His mind was far more taken up with wondering what Paterson could possibly have learned that he wished so desperately to communicate with the judge. Did it concern the Farriers’ Lane case, as they had instinctively supposed, or was it something quite different?
He left Lambert to pursue the physical evidence: the witnesses who might have seen someone going into the lodging house; where the rope had come from; any signs of an intruder, a footprint, a scrap of cloth; anything at all that indicated a struggle.
He himself went searching for meaning, motive for such an apparently senseless act. If it lay in a case Paterson had been working on currently, or in some part of his personal life, then it was Lambert who would have the background to find it. But if it lay in the Farriers’ Lane case, then it was only in pursuing that that the answer could be learned.
Had Paterson tried to contact anyone other than Judge Livesey? Might he have tried one of the other judges also? It was too late for Stafford, he was already dead.
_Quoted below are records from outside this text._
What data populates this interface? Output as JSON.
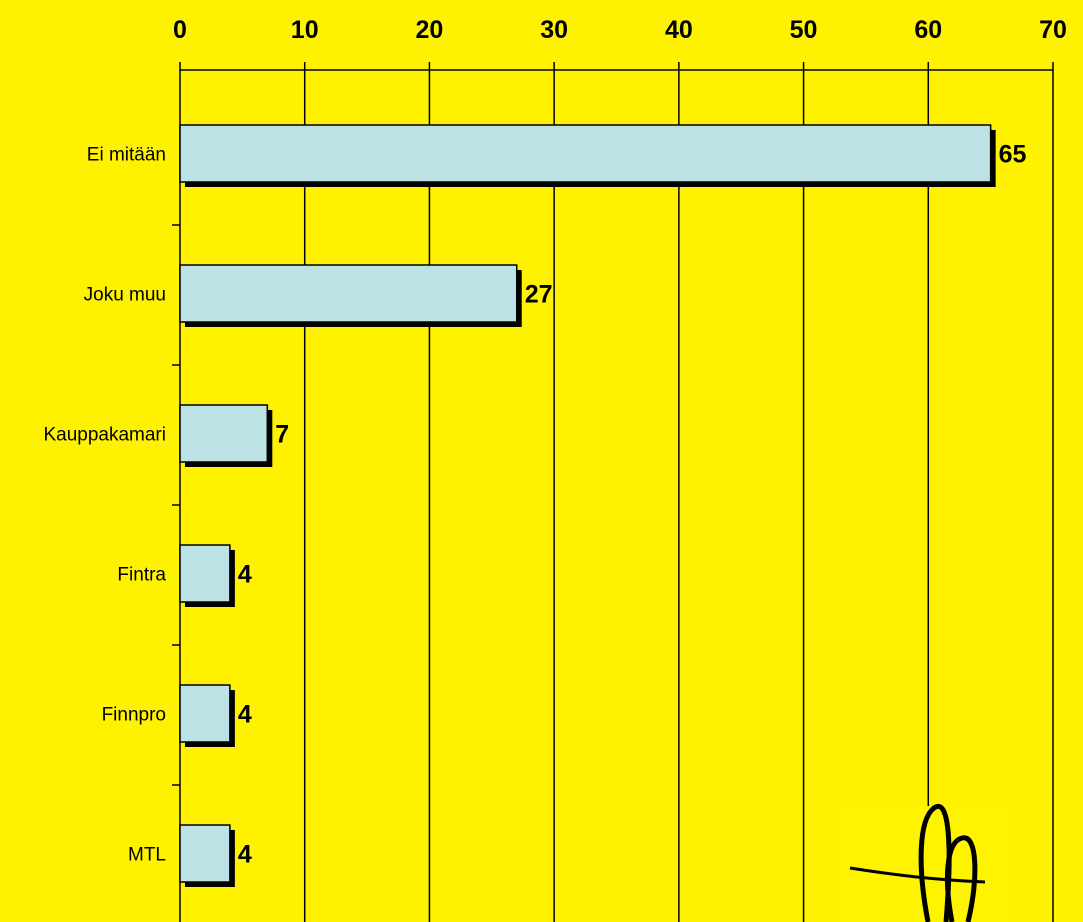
{
  "chart_data": {
    "type": "bar",
    "orientation": "horizontal",
    "categories": [
      "Ei mitään",
      "Joku muu",
      "Kauppakamari",
      "Fintra",
      "Finnpro",
      "MTL"
    ],
    "values": [
      65,
      27,
      7,
      4,
      4,
      4
    ],
    "title": "",
    "xlabel": "",
    "ylabel": "",
    "xlim": [
      0,
      70
    ],
    "x_ticks": [
      0,
      10,
      20,
      30,
      40,
      50,
      60,
      70
    ],
    "x_axis_position": "top",
    "grid": "vertical",
    "legend": "none",
    "data_labels": true
  },
  "colors": {
    "background": "#FFF200",
    "bar_fill": "#BDE2E6",
    "bar_shadow": "#000000",
    "gridline": "#000000"
  },
  "logo": {
    "icon": "signature-logo-icon"
  }
}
Sadler had retreated from all responsibility and would have given no answer. Boothroyd was too involved in his conspicuous philanthropy, his seeking for friends and influence, to have taken any part in such a wildly unpopular cause as reopening the Farriers’ Lane case.
That left Judge Oswyn, or perhaps the other lawyers in the case. Aaron Godman’s solicitor, and his barrister who had pleaded for him at the trial. Surely they would have been the natural people with whom to begin, if indeed there were anything new, anything that pointed to a different verdict, or an accomplice.
Why Livesey? Did he imagine him to have some integrity or power others did not?